Wir wollten einen Tischgeschirrspüler kaufen. Das ist so was ähnliches wie ein Tisch­kühl­schrank, aber eben nicht zum Kühlen, sondern zum Spülen. Mit dem Wasser­anschluss war uns was nicht klar, und der beste Begleiter von allen ist kein Hobby-Handwerker und erfreulicher­weise auch kein Vertreter der Fraktion „du glaubst wohl, ich kriege das nicht hin, nur weil ich das nicht beruflich mache!“, gefolgt von „das hätte einem Handwerker auch passieren können. Und der Schaden lässt sich ja reparieren.“ Also war die Marsch­richtung klar: Küchen­fachhandel vor Ort aufsuchen, beraten lassen, das Ding auch dort bestellen und – das ist eben der Vorteil beim Fach­händler – möglichst das Anschließen gleich mitbeauftragen.

In dem Laden saß ein Mitarbeiter, der sich sehr lange sehr intensiv mit seinem Computer befasste – so lange, bis wir ihn freundlich, aber aus­drücklich um Beratung ersuchten. Auf unseren Wunsch nach einem Tisch­geschirr­spüler antwortete er „die sind aber nicht billig!“, woraufhin ich das erste Mal Schnapp­atmung bekam. Auf unsere Erläuterung, das wüssten wir, seien aber bereit, den Preis zu zahlen, kam der zweite Kunden­abwehr­versuch: „die haben wir aber nicht auf Lager, sowas müssten wir bestellen“. Mühsames Unter­drücken der Schnapp­atmung.

Wir haben ihm dann gut zugeredet, sich hinter dem Verkaufs­tresen an seine Unter­lagen zu bewegen, ihm eine Über­sicht über den derzeitigen Tisch­geschirr­spüler-Markt nebst Anbietern gegeben, die wir selbst im Internet recherchiert hatten, geduldig ertragen, dass er (es war nur noch eine halbe Stunde bis Laden­schluss!) erstmal die Kataloge der verschiedenen Anbieter wälzte, ohne etwas zu finden, und fast schon begeistert registriert, dass er dann online bei den Her­stellern guckte, ob man denn überhaupt deren Geräte vertreibe (natürlich hatten wir diesen Fach­händler ausgewählt, weil wir wussten, dass er die infrage kommenden Marken anbot).

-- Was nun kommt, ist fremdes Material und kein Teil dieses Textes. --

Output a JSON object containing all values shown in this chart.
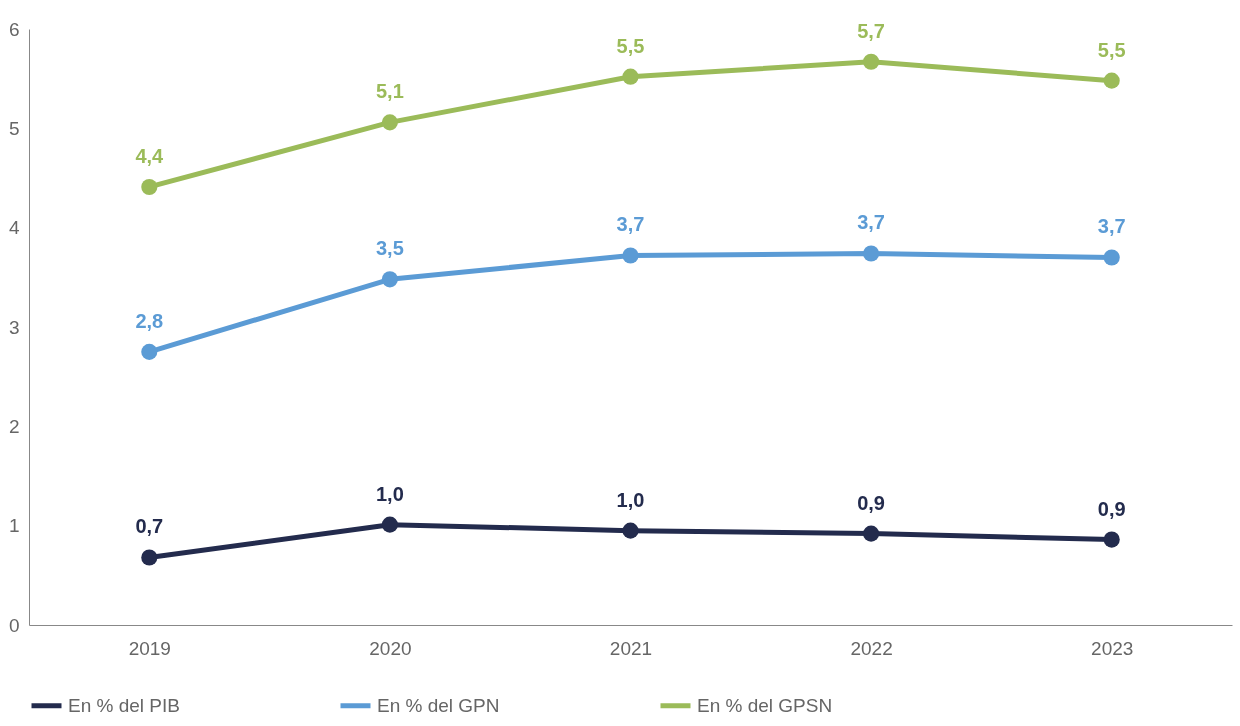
{
  "chart_data": {
    "type": "line",
    "categories": [
      "2019",
      "2020",
      "2021",
      "2022",
      "2023"
    ],
    "series": [
      {
        "name": "En % del PIB",
        "color": "#232b4d",
        "values": [
          0.68,
          1.01,
          0.95,
          0.92,
          0.86
        ],
        "value_labels": [
          "0,7",
          "1,0",
          "1,0",
          "0,9",
          "0,9"
        ]
      },
      {
        "name": "En % del GPN",
        "color": "#5b9bd5",
        "values": [
          2.75,
          3.48,
          3.72,
          3.74,
          3.7
        ],
        "value_labels": [
          "2,8",
          "3,5",
          "3,7",
          "3,7",
          "3,7"
        ]
      },
      {
        "name": "En % del GPSN",
        "color": "#9bbb59",
        "values": [
          4.41,
          5.06,
          5.52,
          5.67,
          5.48
        ],
        "value_labels": [
          "4,4",
          "5,1",
          "5,5",
          "5,7",
          "5,5"
        ]
      }
    ],
    "ylim": [
      0,
      6
    ],
    "yticks": [
      0,
      1,
      2,
      3,
      4,
      5,
      6
    ],
    "legend": "bottom",
    "marker": "circle",
    "line_style": "solid"
  }
}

Nachdem wir dem Mitarbeiter in zähen Ver­handlungen die Zusage abgerungen hatten, uns so ein Ding zu bestellen, gab es noch den letzten Warn­hinweis „das kann aber so umme 3 Wochen dauern mit der Lieferung“. Auch da konnte ich den jungen Mann beruhigen – die Ent­scheidung über die Anschaffung hatte mehrere Monate gedauert, da konnte uns auch die Liefer­frist nicht mehr schrecken.

Keine zwei Wochen später die nächste Herausforderung: die Senior-Chefin rief an, um a) mitzuteilen, der Geschirr­spüler sei jetzt da und b) einen Termin für die Lieferung und den Anschluss zu vereinbaren. Das gestaltete sich ziemlich nerven­aufreibend, aber wir haben einen Termin hinbekommen.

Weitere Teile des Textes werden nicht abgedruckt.